6.24.2009

It all started with a question...

It started out, simple enough. I was sitting on the porch earlier this afternoon, keeping Luiz company while he put the stretcher bars together for his canvas, for The Rose. This is a highly spiritual painting for him, loosely inspired by the rose, as represented in the Dark Tower series. I say loosely, because since he's read that book, he's been tracking down and researching rose lore, anywhere he can, adding to his knowledge bank...and my own. But, the act of putting the wood together, and me hanging out on the porch with my cards seemed mundane enough.

We were idly discussing my conversation with our friend Schuyler, last night. I suspect that he is starting to think I'm crazy. He's very scientific, very grounded in tangible realities, a natural skeptic. I was talking about how we both suffer from a pretty heavy inferiority complex, he's empowered by fitness, working out, molding and shaping his body, it's his *thing*. I confessed, that I feel most empowered when I'm holding a deck. With the cards in my hand, I feel very connected to God/dess, and quite ready to handle anything. They've taken on almost a talismanic feel. I find myself holding them, or moving the bag around in my hand, during troubling or stressful times. I pour tons of my energy in these cards, and sometimes I need to take some back.

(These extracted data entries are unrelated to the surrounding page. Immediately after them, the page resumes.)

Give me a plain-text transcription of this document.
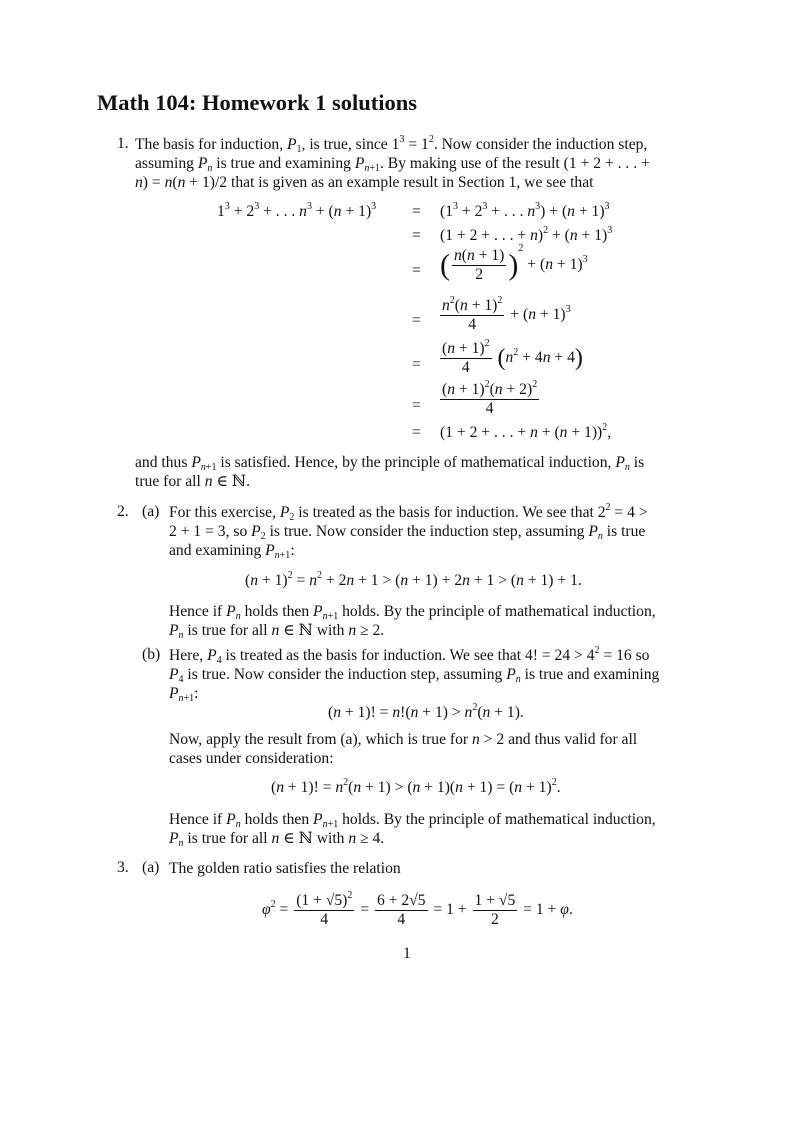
Math 104: Homework 1 solutions
1. The basis for induction, $P_1$, is true, since $1^3 = 1^2$. Now consider the induction step,
assuming $P_n$ is true and examining $P_{n+1}$. By making use of the result (1 + 2 + . . . +
n) = n(n + 1)/2 that is given as an example result in Section 1, we see that
$1^3 + 2^3$ + . . . $n^3 + (n + 1)^3 = (1^3 + 2^3$ + . . . $n^3) + (n + 1)^3$
= (1 + 2 + . . . + $n)^2 + (n + 1)^3$
= ( $\frac{n(n + 1)}{2} )^2 + (n + 1)^3$
= $\frac{n^2(n + 1)^2}{4} + (n + 1)^3$
= $\frac{(n + 1)^2}{4} (n^2 + 4n + 4)$
= $\frac{(n + 1)^2(n + 2)^2}{4}$
= (1 + 2 + . . . + n + (n + 1))$^2$,
and thus $P_{n+1}$ is satisfied. Hence, by the principle of mathematical induction, $P_n$ is
true for all n ∈ ℕ.
2. (a) For this exercise, $P_2$ is treated as the basis for induction. We see that $2^2 = 4$ >
2 + 1 = 3, so $P_2$ is true. Now consider the induction step, assuming $P_n$ is true
and examining $P_{n+1}$:
$(n + 1)^2 = n^2 + 2n + 1 > (n + 1) + 2n + 1 > (n + 1) + 1$.
Hence if $P_n$ holds then $P_{n+1}$ holds. By the principle of mathematical induction,
$P_n$ is true for all n ∈ ℕ with n ≥ 2.
(b) Here, $P_4$ is treated as the basis for induction. We see that 4! = $24 > 4^2 = 16$ so
$P_4$ is true. Now consider the induction step, assuming $P_n$ is true and examining
$P_{n+1}$:
(n + 1)! = $n!(n + 1) > n^2(n + 1)$.
Now, apply the result from (a), which is true for n > 2 and thus valid for all
cases under consideration:
(n + 1)! = $n^2(n + 1) > (n + 1)(n + 1) = (n + 1)^2$.
Hence if $P_n$ holds then $P_{n+1}$ holds. By the principle of mathematical induction,
$P_n$ is true for all n ∈ ℕ with n ≥ 4.
3. (a) The golden ratio satisfies the relation
$\varphi^2 = \frac{(1 + √5)^2}{4} = \frac{6 + 2√5}{4} = 1 + \frac{1 + √5}{2} = 1 + \varphi$.
1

Schuyler doesn't really hold to all that. He's open minded enough to say "if it feels good, then do it" but, he doesn't believe in Tarot, because it's not provable. Arguably, he has very little exposure to Tarot, and similar things. I'm not going to like, attempt to convert, or argue with him. Mainly, I was concerned if he thinks I'm crazy. I've always been very tight about my spirituality, only recently coming out of the closet about my beliefs, my usage of divination, all that. We've been friends for seven years, and only recently do I let that sort of thing creep into our normally deep conversations. I just feel comfortable. Is it misplaced? Does he think I'm a wackjob? Naturally, asked the cards.

I asked "Does Schuyler think I'm crazy, when I speak of spiritual things?" The card I pulled (from The Sacred Rose, naturally) was the 10 of wands. It means he doesn't think I'm crazy, so much as the conversations run a little too heavy for him, at times. We have been getting much more existentialist, lately, and he might feel overwhelmed. I then asked "How should I steer our conversations, then, in the future?" Ace of Pents. To me, the Pentacles symbolize magic in the mundane, things in the realm of the physical, things you can touch, see, earn, and shape. Money, your body, dirt, and everything in between...which, amusingly enough, is what we talk about normally. Maybe not so much "magic in the mundane" but Ace of Pents tells me that it's okay to bring a little of that in. We do have deep psychological, sometimes philosophical conversations, encompassing the meaning of life, and happiness, and what it is to love and be loved. This is all good stuff, for topics. He shies away from speaking of divinity, the cosmos, intuition, psychic abilities, anything he can't touch, he can't trust.

I was quite satisfied, with those answers. Put the cards aside, and just continued to soak in the day.